22.55 LA DEUX
DE SYLVIE ANTONIO BONSANGUE.
V olontaire. On pense à cette indémodable chanson du même nom de Bashung, présente en 82 sur l’album Play Blessures et qui, à sa façon toute singulière, aurait pu servir de bande-son parfaite à ces déambulations dans les couloirs des cliniques universitaires de Saint-Luc à Bruxelles: » Emotions censurées / J’en ai plein le container / Je m’accroche aux cendriers / M’arrange pas les maxillaires / Section rythmique, section de combat / Effets secondaires / C’est quelles séquelles / C’est tout ce qui me reste de caractère. » Point de velléités fugitives pourtant ici, dans ce quotidien clinique vécu au travers d’une poignée de personnes aidantes et volontaires. Point de place pour la musique, surtout, dans ce film aux options radicales et, en un sens, modernes: se refusant à tout ajout d’ordre extra-diégétique (pas de voix-off, aucun commentaire explicatif, absence totale de musique extérieure à l’action), la réalisatrice Sylvie Antonio Bonsangue choisit de se passer également du classique recours à des témoignages en face caméra, préférant s’en tenir à enregistrer le plus fidèlement possible la réalité brute de ce travail bénévole.
INABOUTI
Options formelles louables à priori mais dont on ne cesse de questionner la pertinence tandis que défile le document.

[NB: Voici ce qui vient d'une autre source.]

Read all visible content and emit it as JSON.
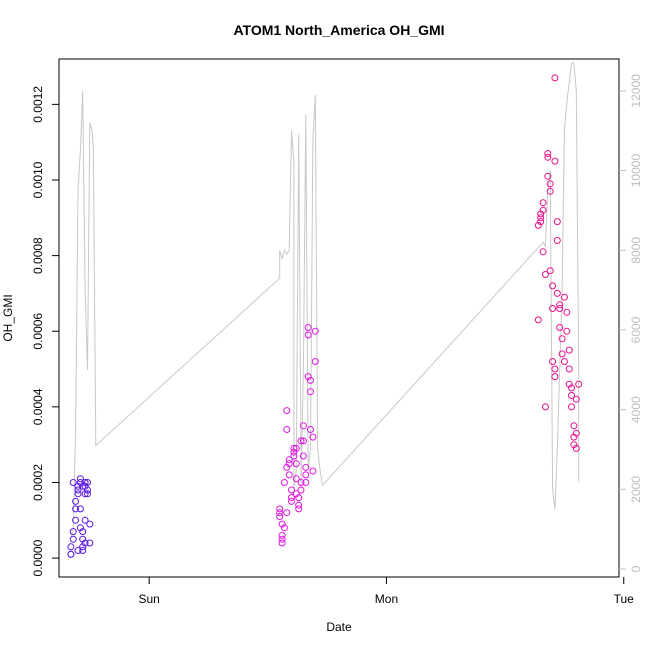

Car si la réalisatrice se refuse à imposer un sens au téléspectateur, au final son film n’en manque pas moins cruellement. De sens et de point de vue d’ailleurs. Ce Volontaire ne trouvant jamais l’équilibre entre une foultitude de moments disparates et anodins saisis sur le vif et quelques maigres instants où la caméra touche, enfin, à une certaine force de vérité. Il y a bien cette figure attachante qui se détache de l’ensemble: Louise, une bénévole passant en peu de temps de volontaire à patiente. Une sorte d’aveu d’impuissance assez parlant, aussi, sur la fin du film. Mais c’est surtout l’aspect inabouti voire incohérent de la chose que l’on retiendra. Il y a par exemple cette pudeur quand Louise se rend, à plusieurs reprises, dans la chambre de Laurent, un homme que l’on devine encore jeune et qui se trouve en soins palliatifs: la caméra reste dans le couloir et n’enregistre que les échanges verbaux émanant de la pièce. Pudeur étrangement absente, un peu plus loin, quand il s’agit de filmer longuement et de près un vieil homme en chaise roulante qui pleure la mort de son ami. Un document fragmenté qui ne manque pas de laisser un sentiment pour le moins mitigé.